Thursday, July 28, 2005

note to self: perhaps i’m not mad

I’m noticing this kind of discussion happening over at Steve’s blog since he questioned the APEPT model of leadership as the only model portrayed by Paul in his ministry and letters. After his post Alan commented with:

“And I suspect many of you would not like to be part of genuine missional movements because of your reserve on so many things. How are we every going to change things if everyone is so touchy about basic biblical ministry?”

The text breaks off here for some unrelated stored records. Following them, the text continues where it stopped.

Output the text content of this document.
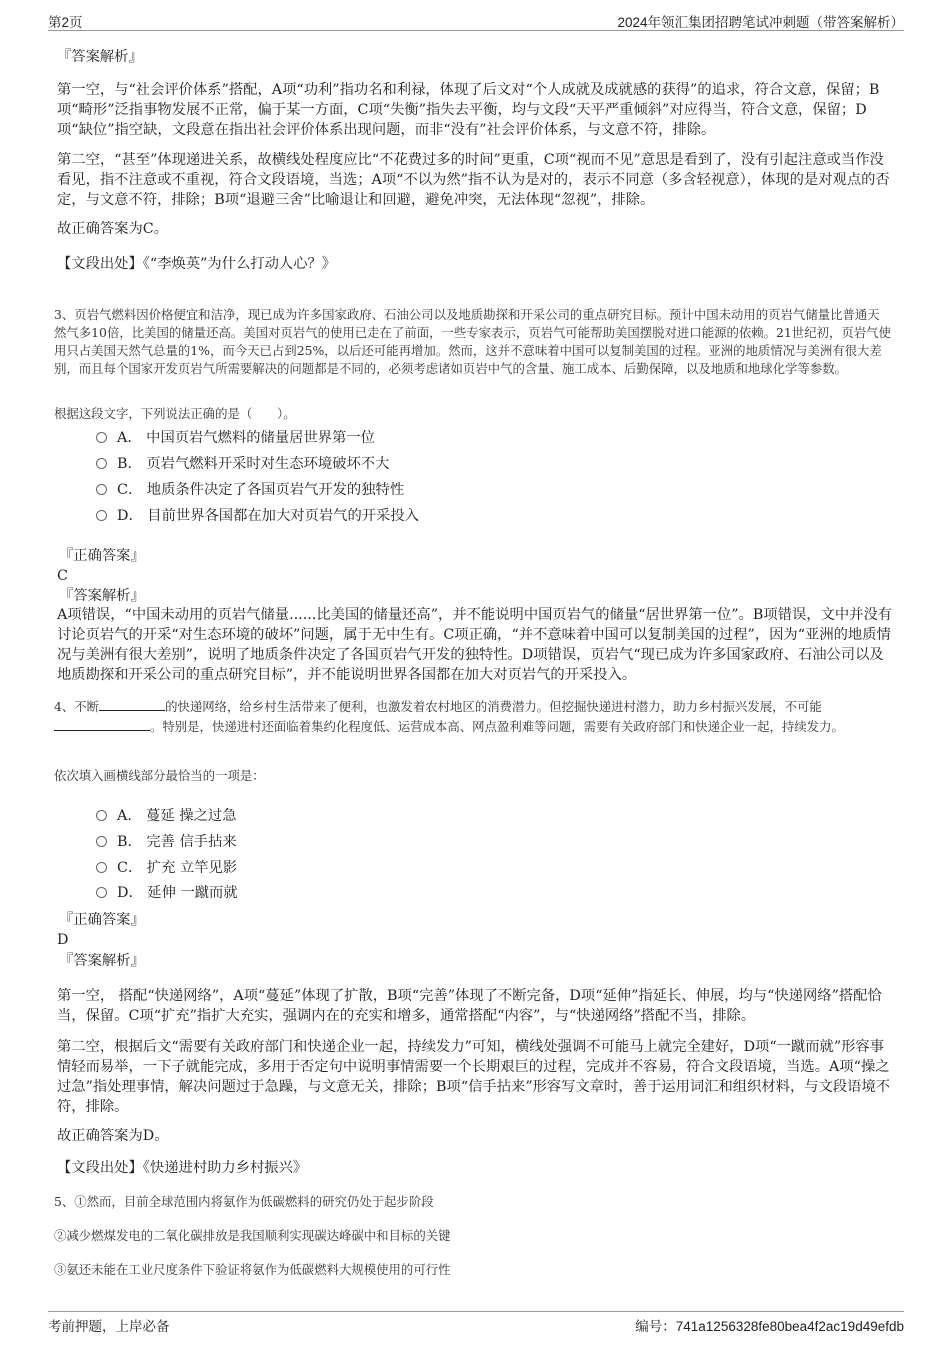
第2页	2024年领汇集团招聘笔试冲刺题（带答案解析）
『答案解析』

第一空，与“社会评价体系”搭配，A项“功利”指功名和利禄，体现了后文对“个人成就及成就感的获得”的追求，符合文意，保留；B项“畸形”泛指事物发展不正常，偏于某一方面，C项“失衡”指失去平衡，均与文段“天平严重倾斜”对应得当，符合文意，保留；D项“缺位”指空缺，文段意在指出社会评价体系出现问题，而非“没有”社会评价体系，与文意不符，排除。

第二空，“甚至”体现递进关系，故横线处程度应比“不花费过多的时间”更重，C项“视而不见”意思是看到了，没有引起注意或当作没看见，指不注意或不重视，符合文段语境，当选；A项“不以为然”指不认为是对的，表示不同意（多含轻视意），体现的是对观点的否定，与文意不符，排除；B项“退避三舍”比喻退让和回避，避免冲突，无法体现“忽视”，排除。

故正确答案为C。
【文段出处】《“李焕英”为什么打动人心？》

3、页岩气燃料因价格便宜和洁净，现已成为许多国家政府、石油公司以及地质勘探和开采公司的重点研究目标。预计中国未动用的页岩气储量比普通天然气多10倍，比美国的储量还高。美国对页岩气的使用已走在了前面，一些专家表示，页岩气可能帮助美国摆脱对进口能源的依赖。21世纪初，页岩气使用只占美国天然气总量的1%，而今天已占到25%，以后还可能再增加。然而，这并不意味着中国可以复制美国的过程。亚洲的地质情况与美洲有很大差别，而且每个国家开发页岩气所需要解决的问题都是不同的，必须考虑诸如页岩中气的含量、施工成本、后勤保障，以及地质和地球化学等参数。

根据这段文字，下列说法正确的是（　　）。
A． 中国页岩气燃料的储量居世界第一位
B． 页岩气燃料开采时对生态环境破坏不大
C． 地质条件决定了各国页岩气开发的独特性
D． 目前世界各国都在加大对页岩气的开采投入
『正确答案』
C
『答案解析』

A项错误，“中国未动用的页岩气储量......比美国的储量还高”，并不能说明中国页岩气的储量“居世界第一位”。B项错误，文中并没有讨论页岩气的开采“对生态环境的破坏”问题，属于无中生有。C项正确，“并不意味着中国可以复制美国的过程”，因为“亚洲的地质情况与美洲有很大差别”，说明了地质条件决定了各国页岩气开发的独特性。D项错误，页岩气“现已成为许多国家政府、石油公司以及地质勘探和开采公司的重点研究目标”，并不能说明世界各国都在加大对页岩气的开采投入。

4、不断	的快递网络，给乡村生活带来了便利，也激发着农村地区的消费潜力。但挖掘快递进村潜力，助力乡村振兴发展，不可能。特别是，快递进村还面临着集约化程度低、运营成本高、网点盈利难等问题，需要有关政府部门和快递企业一起，持续发力。

依次填入画横线部分最恰当的一项是：
A． 蔓延 操之过急
B． 完善 信手拈来
C． 扩充 立竿见影
D． 延伸 一蹴而就
『正确答案』
D
『答案解析』

第一空， 搭配“快递网络”，A项“蔓延”体现了扩散，B项“完善”体现了不断完备，D项“延伸”指延长、伸展，均与“快递网络”搭配恰当，保留。C项“扩充”指扩大充实，强调内在的充实和增多，通常搭配“内容”，与“快递网络”搭配不当，排除。

第二空，根据后文“需要有关政府部门和快递企业一起，持续发力”可知，横线处强调不可能马上就完全建好，D项“一蹴而就”形容事情轻而易举，一下子就能完成，多用于否定句中说明事情需要一个长期艰巨的过程，完成并不容易，符合文段语境，当选。A项“操之过急”指处理事情，解决问题过于急躁，与文意无关，排除；B项“信手拈来”形容写文章时，善于运用词汇和组织材料，与文段语境不符，排除。

故正确答案为D。
【文段出处】《快递进村助力乡村振兴》
5、①然而，目前全球范围内将氨作为低碳燃料的研究仍处于起步阶段
②减少燃煤发电的二氧化碳排放是我国顺利实现碳达峰碳中和目标的关键
③氨还未能在工业尺度条件下验证将氨作为低碳燃料大规模使用的可行性
考前押题，上岸必备	编号：741a1256328fe80bea4f2ac19d49efdb
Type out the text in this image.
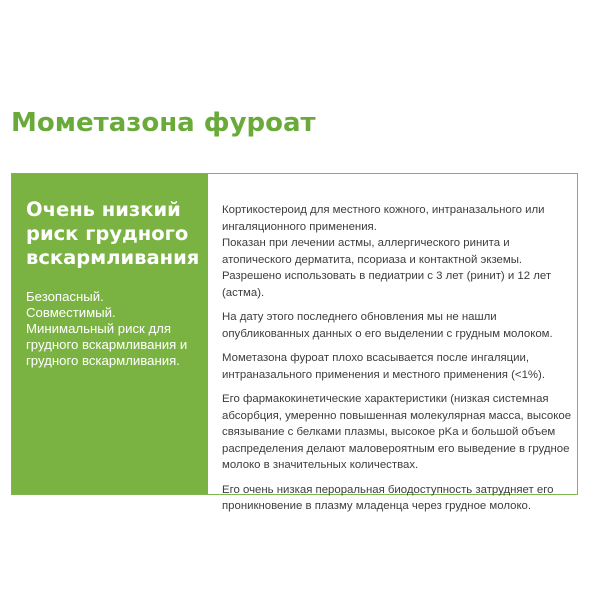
Мометазона фуроат
Очень низкий
риск грудного
вскармливания
Безопасный.
Совместимый.
Минимальный риск для
грудного вскармливания и
грудного вскармливания.
Кортикостероид для местного кожного, интраназального или
ингаляционного применения.
Показан при лечении астмы, аллергического ринита и
атопического дерматита, псориаза и контактной экземы.
Разрешено использовать в педиатрии с 3 лет (ринит) и 12 лет
(астма).
На дату этого последнего обновления мы не нашли
опубликованных данных о его выделении с грудным молоком.
Мометазона фуроат плохо всасывается после ингаляции,
интраназального применения и местного применения (<1%).
Его фармакокинетические характеристики (низкая системная
абсорбция, умеренно повышенная молекулярная масса, высокое
связывание с белками плазмы, высокое pKa и большой объем
распределения делают маловероятным его выведение в грудное
молоко в значительных количествах.
Его очень низкая пероральная биодоступность затрудняет его
проникновение в плазму младенца через грудное молоко.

Its the words “basic biblical ministry” that send the same shivers down my spine … It’s the idea that someone is pointing out a truth that can’t or shouldn’t be questioned. It’s also that it seems that when one questions a model like APEPT it’s seen as an attack rather than someone asking questions that might need to be asked.

And the idea that by questioning it makes one touchy or reserved also worries me … That being said, I do like the APEPT model, but do believe that Paul offers us more models for leadership that come out of the community in which he is planting a church. Perhaps people like Steve are asking some questions that the others don’t want to hear or accept, and that is why they get such a weird response…

Perhaps he’s asking questions in much the same way that a Prophet would in the APEPT model? The Prophet is rarely liked, because they ask questions that the others don’t like.

[ironic musing: arguing against the APEPT model by using the APEPT categories?]

Link

Posted by steve at 11:07 AM

1 Comment

  1. Steve

    I am a sucker for irony. Love it. Very Kierkegaardian/Socratic. :-)

    Mate, I am not saying it’s the only form of ministry. But I have come to believe that it remains essential, not only because it is mentioned as a fundamental aspect of ecclesia in Eph 4, but because it reverberates in and through the practices of the Early Church (ala Acts and beyond.) It seems that they were sensitive to the foundational importance of ‘at least APEPT.’ (We can add to it, but I’m not sure whether we should subtract from it.)

    I am not so much touchy about APEPT being questionsd. People can question all they like. But I will admit to being somewhat exasperated. Because the text before us has been there for as long as we have had the Bible and we have yet to take it seriously! And I do believe it is fundamental to a recovery of missional forms of church. We need to come out from under the hegemonic sway of the Pastor-Teacher forms of influence/leadership and braoden out the discussion. It seems to me that APEPT, being as important what Paul clearly thinks it is, is a darn good place to start. We are beyond having to question the whole deal. Its time to put it to the test in a wholesome organic way!